I'll take on the challenge to vanity by suggesting that it is a necessary thing for a person to be "vain" to be good at anything.
You can't be "zealous" without it. It's the definition of zealotry that you are vain and self-absorbed.
Yes, I was as much as I could have been. I thought I was doing the right thing. I was raised Catholic, went to parochial school, was an altar boy, served at countless masses, (one funeral - I hated those) and weddings (actually only two).
I later became an atheist, and then came in contact w/JW's. I was certain they were wrong, and then I convinced myself that it was right. A year after I got baptized I was appointed an MS and started to regular pioneer while I was working full-time. I did that for 15 years. I was appointed an elder and through my experiences in all this finally ended up here.
It's a life-cycle. I don't look back on anything I've done or experienced in life and imagine that "I was stupid" or that I would have done things differently. That's a waste of time and it would be a lie as well. I am what I am and the person I am would have made those decisions over and over again in much the same way - the details might have been different, but the end game and experiences I had and have had would have amounted to the same thing.
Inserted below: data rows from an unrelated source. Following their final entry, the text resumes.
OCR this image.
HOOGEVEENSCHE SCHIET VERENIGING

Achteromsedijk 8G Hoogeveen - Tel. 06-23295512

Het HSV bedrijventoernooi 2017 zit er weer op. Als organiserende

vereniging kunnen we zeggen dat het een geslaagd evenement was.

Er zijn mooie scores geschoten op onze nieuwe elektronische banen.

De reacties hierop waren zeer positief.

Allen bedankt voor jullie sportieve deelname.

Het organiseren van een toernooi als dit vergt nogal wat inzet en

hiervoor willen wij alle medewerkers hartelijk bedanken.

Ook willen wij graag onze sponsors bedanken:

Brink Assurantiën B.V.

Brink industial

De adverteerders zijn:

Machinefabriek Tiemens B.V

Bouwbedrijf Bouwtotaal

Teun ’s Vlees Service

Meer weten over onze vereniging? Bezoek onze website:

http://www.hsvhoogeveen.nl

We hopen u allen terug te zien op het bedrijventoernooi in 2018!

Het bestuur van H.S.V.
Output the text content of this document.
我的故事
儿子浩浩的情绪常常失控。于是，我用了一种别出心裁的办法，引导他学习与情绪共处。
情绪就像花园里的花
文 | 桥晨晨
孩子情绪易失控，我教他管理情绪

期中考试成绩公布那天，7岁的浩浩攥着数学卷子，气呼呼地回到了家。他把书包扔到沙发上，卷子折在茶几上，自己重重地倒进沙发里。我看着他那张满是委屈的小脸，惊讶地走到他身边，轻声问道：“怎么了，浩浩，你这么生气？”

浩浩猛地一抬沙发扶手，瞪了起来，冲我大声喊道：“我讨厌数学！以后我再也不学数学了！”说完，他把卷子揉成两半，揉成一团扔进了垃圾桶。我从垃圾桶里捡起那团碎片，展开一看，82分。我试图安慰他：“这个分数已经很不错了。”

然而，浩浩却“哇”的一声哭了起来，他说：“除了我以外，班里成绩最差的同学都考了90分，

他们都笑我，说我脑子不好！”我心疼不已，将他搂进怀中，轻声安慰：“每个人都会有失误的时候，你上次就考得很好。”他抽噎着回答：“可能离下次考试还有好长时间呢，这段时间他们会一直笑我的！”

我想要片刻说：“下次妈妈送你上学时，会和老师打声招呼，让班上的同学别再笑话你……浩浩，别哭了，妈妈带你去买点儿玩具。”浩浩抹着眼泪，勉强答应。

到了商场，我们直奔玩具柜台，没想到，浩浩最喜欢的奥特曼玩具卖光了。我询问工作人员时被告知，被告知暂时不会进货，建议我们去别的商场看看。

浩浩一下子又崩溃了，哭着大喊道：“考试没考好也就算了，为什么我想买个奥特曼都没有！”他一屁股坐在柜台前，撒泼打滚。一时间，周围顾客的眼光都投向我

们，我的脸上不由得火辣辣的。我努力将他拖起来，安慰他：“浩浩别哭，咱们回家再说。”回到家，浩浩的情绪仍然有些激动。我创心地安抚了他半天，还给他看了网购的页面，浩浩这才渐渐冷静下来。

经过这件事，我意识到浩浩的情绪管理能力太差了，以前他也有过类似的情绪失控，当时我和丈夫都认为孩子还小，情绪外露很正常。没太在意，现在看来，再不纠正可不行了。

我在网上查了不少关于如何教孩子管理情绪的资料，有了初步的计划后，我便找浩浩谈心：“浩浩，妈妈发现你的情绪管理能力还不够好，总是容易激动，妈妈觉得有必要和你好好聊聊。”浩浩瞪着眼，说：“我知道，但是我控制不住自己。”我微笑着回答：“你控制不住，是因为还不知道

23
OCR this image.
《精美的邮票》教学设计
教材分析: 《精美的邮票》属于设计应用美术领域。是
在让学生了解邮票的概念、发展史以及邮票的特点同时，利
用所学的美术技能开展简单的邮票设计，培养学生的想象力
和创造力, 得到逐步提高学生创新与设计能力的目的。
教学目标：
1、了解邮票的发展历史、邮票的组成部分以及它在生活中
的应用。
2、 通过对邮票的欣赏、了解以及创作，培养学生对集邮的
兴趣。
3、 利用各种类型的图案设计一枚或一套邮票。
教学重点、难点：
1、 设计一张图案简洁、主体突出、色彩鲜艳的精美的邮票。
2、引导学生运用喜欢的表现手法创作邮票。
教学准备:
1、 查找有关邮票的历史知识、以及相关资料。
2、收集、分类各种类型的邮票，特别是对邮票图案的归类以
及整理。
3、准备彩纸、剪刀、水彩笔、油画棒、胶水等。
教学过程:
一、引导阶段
It's not destiny, but it is integrity. I have discovered who I am and what my strengths and weaknesses are in all this. It has led me to the inevitable conclusion that "God", whoever or whatever he may be is not really concerned that anyone know the truth right now and that we are all just being processed through. I simply cannot accept anything other than universal salvation at this point. Anything less than this makes God a tyrant and a monster.